Streaming on Prime Video, “RWRB” spotlights a romance between the UK’s closeted Prince Henry (Nicholas Galitzine), fourth in line for the throne, and Alex Claremont-Diaz (Taylor Zakhar Perez)  First Son of America’s first female president (Uma Thurman).

“Very early in life I had access to theater. So theater was where I started,” Lopez, 46, said in a Zoom interview of his landmark 2-part gay epic “The Inheritance” which won him a raft of awards including the Tony, Olivier and Evening Standard’s Best Play.  “But I always knew I wanted to make films and that when the time was right, I would.”

What convinced him Casey McQuiston’s bestselling novel was the right vehicle was the character of Alex whose father is Mexican and mother white.

Alex, Lopez said, “was drawn hopefully, positively and sympathetically. That was a really big draw for me. I wanted something very compelling about making a film with a lead character like Alex. Secondarily was the relationship between Alex and Henry. There was something deeply compelling about the two of them in their story, in their situation. They’re two people trapped by circumstances.

“On the one hand, you think, ‘Well, why would I ever have any sympathy for people who have such access to power?’ Yes, Henry’s privileged.
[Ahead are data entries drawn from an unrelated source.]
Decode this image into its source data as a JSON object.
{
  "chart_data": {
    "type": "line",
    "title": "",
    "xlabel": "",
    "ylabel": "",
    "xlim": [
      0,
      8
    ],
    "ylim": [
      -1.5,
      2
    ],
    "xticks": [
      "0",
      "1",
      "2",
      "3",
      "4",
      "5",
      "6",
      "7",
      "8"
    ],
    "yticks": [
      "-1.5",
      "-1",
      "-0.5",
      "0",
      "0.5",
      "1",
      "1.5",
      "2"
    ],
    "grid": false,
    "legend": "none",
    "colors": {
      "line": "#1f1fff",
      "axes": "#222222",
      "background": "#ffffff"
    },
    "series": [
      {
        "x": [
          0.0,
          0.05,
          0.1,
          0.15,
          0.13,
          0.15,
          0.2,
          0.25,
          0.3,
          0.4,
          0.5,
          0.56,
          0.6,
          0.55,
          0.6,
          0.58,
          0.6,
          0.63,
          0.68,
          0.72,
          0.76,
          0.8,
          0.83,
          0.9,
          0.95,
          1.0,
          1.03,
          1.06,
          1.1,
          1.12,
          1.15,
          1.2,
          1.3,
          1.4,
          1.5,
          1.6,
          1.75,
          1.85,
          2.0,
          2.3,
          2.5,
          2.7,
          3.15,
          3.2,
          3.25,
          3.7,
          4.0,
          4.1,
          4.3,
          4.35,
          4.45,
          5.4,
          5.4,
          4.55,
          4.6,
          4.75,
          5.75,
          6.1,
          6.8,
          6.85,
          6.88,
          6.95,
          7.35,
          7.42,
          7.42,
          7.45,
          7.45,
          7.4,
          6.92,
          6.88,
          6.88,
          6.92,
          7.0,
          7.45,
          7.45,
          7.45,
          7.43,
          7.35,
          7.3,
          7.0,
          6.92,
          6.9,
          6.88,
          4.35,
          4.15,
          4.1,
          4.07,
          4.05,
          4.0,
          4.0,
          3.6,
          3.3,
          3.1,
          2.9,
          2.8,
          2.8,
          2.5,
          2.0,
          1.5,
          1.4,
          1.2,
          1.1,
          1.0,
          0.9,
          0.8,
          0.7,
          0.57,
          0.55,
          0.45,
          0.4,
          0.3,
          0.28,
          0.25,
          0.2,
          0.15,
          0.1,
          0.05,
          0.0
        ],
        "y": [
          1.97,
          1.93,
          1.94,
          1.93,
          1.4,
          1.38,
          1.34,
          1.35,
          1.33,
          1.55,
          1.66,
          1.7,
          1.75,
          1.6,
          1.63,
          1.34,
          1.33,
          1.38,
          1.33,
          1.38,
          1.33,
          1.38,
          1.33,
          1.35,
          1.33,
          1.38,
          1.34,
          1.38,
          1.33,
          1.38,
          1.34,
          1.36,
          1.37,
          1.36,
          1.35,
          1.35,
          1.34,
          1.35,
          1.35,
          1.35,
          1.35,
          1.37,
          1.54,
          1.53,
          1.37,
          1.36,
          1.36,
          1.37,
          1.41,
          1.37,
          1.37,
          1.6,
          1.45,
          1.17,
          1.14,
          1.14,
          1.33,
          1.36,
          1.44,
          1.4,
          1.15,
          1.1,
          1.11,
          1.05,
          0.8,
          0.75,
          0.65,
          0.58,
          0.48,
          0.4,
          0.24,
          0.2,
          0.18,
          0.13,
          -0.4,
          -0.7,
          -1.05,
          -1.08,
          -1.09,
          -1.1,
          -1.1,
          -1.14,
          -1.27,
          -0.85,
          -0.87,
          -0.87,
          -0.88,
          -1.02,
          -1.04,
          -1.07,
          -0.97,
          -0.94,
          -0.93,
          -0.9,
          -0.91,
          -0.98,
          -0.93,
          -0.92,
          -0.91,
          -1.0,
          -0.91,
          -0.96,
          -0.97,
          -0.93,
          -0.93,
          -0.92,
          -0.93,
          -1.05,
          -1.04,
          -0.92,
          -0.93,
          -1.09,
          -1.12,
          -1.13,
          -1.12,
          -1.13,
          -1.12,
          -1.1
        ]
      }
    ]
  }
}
Alex started out his life in a working class. These two characters didn’t realize that actually they have no power — until they decide to speak as themselves.”

Casting the two leads Lopez called, “An incredibly exhausting process. I wanted to see as many young actors as possible and was heartened to discover there were a lot out there.”

While there’s a push that actors should be restricted with actual disabled actors playing disabled characters and only queer actors as queer characters, Lopez cheerily noted, “It’s true that it’s against the law to ask actors about their sexuality.

“So I left it up to do what’s most important to me: Finding the right souls to inhabit these characters. I didn’t know until after we hired him that Nick was actually royalty himself” — a descendent of Russia’s venerable House of Golitsyn.

“It was important to find great actors. It was just hilarious that I actually ended up finding a great actor who is a royal.”

As for his next project, how queer will Lopez’s update of “The Bodyguard” be?

“That goes into the writers’ strike,” he pointed out, an off-limits subject until it’s settled.